A miniature of 'East-meets-West' eclecticism
Fusion of influences
There's a penetrating soul in Chai's art that strikes a chord among viewers, but they cannot even start to describe what the emotional echoing is precisely, probably because her artistic language, sensibility and style are too culturally storied in depth and width to grasp.
Boiling Chai's artistic style down into a category or genre does little justice because it distills the artistic finesse of the East, primarily China and Japan, and the technical and aesthetic influences of the West that she had spent more than four decades trying to absorb and assimilate. If asked to name the most profound influences on her artistic lexicon, Chai would give credit to three legendary figures from China — Fu Baoshi, Zhang Daqian, Ren Bonian — and France's Claude Monet.

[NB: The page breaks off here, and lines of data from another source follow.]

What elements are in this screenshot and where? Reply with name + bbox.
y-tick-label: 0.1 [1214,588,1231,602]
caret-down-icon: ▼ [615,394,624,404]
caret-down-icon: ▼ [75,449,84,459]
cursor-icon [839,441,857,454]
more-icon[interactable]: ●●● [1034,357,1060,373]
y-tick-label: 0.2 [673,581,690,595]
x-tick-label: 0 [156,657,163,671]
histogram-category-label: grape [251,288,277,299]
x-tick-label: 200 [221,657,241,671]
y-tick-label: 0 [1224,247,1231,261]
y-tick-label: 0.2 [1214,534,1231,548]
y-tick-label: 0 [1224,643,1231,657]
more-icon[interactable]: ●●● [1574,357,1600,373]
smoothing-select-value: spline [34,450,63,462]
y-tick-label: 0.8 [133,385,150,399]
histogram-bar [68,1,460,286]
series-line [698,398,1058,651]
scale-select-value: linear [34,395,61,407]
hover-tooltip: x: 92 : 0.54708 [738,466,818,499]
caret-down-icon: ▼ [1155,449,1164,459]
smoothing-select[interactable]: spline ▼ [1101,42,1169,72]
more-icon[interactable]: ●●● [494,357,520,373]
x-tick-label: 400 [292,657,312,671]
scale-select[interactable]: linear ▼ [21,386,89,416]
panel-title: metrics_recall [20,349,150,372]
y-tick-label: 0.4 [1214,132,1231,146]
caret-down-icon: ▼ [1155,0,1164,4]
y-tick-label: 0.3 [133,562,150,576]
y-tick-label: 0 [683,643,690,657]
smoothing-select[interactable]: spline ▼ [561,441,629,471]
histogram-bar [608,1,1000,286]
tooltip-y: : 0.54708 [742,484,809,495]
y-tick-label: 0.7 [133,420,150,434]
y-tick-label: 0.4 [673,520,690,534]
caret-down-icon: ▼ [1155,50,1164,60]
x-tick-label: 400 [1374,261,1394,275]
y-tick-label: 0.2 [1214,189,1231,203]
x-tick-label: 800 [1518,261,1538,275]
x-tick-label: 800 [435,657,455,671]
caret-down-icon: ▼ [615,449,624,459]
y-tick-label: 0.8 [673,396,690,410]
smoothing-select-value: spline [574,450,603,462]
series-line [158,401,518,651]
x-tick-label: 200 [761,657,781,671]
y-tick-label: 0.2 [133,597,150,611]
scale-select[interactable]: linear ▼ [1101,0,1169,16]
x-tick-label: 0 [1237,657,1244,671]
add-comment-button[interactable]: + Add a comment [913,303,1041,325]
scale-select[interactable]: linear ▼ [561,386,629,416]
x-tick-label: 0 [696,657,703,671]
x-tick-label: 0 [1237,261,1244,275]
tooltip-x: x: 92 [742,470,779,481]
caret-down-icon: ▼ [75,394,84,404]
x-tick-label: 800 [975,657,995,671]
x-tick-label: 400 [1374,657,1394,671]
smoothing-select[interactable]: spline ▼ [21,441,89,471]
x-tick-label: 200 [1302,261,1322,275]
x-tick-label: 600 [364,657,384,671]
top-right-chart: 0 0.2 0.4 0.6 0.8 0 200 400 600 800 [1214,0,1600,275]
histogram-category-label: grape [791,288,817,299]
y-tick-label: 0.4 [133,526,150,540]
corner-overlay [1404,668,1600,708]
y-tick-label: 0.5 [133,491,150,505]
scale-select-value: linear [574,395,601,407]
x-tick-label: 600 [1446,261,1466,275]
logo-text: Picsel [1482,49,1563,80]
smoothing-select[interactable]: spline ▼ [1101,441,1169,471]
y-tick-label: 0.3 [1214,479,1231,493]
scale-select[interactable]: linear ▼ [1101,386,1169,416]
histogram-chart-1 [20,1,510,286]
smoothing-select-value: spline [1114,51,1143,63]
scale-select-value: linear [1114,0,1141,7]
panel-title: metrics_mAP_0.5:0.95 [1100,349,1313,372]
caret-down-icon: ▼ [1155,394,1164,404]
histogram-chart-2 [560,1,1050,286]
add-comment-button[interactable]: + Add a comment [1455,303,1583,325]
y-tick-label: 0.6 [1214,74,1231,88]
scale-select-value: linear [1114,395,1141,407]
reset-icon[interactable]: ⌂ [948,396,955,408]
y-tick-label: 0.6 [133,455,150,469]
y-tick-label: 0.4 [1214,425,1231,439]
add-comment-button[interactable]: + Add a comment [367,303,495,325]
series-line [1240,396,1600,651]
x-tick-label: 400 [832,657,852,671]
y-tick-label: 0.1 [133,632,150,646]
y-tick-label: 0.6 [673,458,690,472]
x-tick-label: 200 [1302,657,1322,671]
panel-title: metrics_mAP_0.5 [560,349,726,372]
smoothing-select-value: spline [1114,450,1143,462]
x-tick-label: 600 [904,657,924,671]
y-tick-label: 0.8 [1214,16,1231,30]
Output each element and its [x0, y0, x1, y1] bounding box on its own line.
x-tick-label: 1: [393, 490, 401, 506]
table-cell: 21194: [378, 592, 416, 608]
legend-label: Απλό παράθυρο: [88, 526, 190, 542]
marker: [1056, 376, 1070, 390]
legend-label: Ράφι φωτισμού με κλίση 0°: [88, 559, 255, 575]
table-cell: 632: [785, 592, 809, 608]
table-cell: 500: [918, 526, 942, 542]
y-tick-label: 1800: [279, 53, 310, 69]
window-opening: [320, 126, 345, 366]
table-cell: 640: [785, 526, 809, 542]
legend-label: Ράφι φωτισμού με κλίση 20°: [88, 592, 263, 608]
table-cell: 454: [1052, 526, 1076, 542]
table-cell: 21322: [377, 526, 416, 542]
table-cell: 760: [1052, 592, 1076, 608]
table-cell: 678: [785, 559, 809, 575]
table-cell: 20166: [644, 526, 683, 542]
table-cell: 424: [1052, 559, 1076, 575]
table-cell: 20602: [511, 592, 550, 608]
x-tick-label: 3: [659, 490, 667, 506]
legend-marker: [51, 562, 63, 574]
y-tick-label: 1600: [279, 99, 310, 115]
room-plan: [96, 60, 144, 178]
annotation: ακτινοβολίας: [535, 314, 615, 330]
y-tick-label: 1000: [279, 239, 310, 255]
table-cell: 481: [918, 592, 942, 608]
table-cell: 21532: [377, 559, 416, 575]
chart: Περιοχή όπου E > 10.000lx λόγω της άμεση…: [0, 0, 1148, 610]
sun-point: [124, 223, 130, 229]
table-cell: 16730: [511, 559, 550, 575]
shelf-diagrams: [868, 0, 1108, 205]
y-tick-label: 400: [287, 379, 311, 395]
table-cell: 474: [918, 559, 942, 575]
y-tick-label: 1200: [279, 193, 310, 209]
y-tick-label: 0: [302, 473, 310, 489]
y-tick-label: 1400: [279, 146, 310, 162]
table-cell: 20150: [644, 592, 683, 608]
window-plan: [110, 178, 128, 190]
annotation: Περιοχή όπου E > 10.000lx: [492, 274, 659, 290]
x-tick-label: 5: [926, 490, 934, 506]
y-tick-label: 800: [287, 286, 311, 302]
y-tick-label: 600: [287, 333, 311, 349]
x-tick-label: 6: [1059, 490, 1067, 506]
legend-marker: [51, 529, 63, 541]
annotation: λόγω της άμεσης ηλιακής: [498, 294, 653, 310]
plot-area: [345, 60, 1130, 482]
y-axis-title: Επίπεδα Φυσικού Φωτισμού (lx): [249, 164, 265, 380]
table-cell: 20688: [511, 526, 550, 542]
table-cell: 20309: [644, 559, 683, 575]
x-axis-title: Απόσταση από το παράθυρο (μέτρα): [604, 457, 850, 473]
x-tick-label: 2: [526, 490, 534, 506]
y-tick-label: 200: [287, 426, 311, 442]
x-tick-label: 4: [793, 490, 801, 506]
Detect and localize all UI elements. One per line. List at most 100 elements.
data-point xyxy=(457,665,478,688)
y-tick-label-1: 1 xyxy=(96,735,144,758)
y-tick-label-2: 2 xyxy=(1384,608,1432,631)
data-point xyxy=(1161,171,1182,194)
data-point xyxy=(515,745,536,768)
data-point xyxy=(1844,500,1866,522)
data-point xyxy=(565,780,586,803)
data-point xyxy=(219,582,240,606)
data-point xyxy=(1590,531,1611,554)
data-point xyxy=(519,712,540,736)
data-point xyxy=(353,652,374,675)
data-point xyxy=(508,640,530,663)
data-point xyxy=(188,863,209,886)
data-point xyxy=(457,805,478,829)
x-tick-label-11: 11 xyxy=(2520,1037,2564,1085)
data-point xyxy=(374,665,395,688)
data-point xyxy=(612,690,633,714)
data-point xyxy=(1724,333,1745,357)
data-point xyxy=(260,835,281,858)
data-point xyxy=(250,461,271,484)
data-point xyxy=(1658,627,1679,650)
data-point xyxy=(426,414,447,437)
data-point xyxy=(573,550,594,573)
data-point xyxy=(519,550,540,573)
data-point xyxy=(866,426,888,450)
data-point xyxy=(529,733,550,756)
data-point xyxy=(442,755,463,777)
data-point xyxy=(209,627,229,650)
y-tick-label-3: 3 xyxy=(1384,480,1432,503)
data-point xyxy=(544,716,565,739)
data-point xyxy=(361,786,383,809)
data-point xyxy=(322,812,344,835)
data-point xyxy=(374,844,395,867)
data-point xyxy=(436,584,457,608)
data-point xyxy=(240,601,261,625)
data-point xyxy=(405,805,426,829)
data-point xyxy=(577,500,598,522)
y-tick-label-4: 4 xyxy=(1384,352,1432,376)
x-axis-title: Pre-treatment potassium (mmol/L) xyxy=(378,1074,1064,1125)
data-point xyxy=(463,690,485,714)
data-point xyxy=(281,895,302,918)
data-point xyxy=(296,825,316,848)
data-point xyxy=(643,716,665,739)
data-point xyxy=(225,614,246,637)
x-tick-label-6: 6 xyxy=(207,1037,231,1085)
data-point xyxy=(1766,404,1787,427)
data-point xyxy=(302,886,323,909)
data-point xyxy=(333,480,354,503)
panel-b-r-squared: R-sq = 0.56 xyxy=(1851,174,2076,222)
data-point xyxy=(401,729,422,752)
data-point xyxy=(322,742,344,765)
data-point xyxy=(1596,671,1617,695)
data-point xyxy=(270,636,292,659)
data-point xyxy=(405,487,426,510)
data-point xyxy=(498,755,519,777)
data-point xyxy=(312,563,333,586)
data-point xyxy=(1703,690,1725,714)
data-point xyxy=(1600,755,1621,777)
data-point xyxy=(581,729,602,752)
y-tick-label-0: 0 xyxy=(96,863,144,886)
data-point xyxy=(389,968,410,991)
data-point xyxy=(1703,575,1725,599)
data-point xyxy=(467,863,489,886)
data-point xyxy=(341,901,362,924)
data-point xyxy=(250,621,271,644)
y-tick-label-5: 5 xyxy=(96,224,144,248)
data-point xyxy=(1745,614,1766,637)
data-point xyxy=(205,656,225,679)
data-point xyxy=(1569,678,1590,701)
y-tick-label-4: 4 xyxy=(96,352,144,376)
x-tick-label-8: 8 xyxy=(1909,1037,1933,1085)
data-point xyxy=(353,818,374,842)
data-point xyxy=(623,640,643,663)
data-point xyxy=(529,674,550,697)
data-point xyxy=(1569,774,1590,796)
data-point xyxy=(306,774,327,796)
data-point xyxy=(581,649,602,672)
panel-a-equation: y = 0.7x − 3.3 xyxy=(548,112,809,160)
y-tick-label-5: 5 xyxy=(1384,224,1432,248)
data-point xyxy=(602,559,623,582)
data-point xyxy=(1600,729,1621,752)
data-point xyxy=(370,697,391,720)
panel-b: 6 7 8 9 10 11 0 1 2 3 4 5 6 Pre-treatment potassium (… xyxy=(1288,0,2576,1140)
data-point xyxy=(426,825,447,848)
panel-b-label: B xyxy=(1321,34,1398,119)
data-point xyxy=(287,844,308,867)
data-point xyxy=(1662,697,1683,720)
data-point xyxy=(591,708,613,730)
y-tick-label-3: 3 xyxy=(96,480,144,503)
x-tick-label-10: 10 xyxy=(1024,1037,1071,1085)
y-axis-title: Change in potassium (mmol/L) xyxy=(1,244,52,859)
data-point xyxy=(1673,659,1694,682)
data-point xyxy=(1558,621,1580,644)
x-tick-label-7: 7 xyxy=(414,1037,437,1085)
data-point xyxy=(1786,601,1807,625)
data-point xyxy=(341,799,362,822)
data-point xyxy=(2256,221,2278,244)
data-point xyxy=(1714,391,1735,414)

Spearheading the New Chinese Painting Movement dedicated to modernizing the traditional Chinese style, Fu Baoshi (1904-65) vouched for spontaneity, audacity and improvisation in landscape ink painting by splattering and throwing ink or paint onto the canvas. It is this "throw-it-against-the-wall-and-see-what-sticks" artistry and his dexterity with paintbrushes that made Chai sit up and take notice in her early art career.
"Instead of using ink-soaked brushes, Fu applied and slithered brushes with dry and tough tips against the paper to create a slightly granular and coarse texture, rendering the mountain ridges abrasive, stoic and grandiose," she says, adding she's astonished by such a novel execution of brushes in Chinese painting, which surprisingly imbued the natural landscape with a human-like temperament.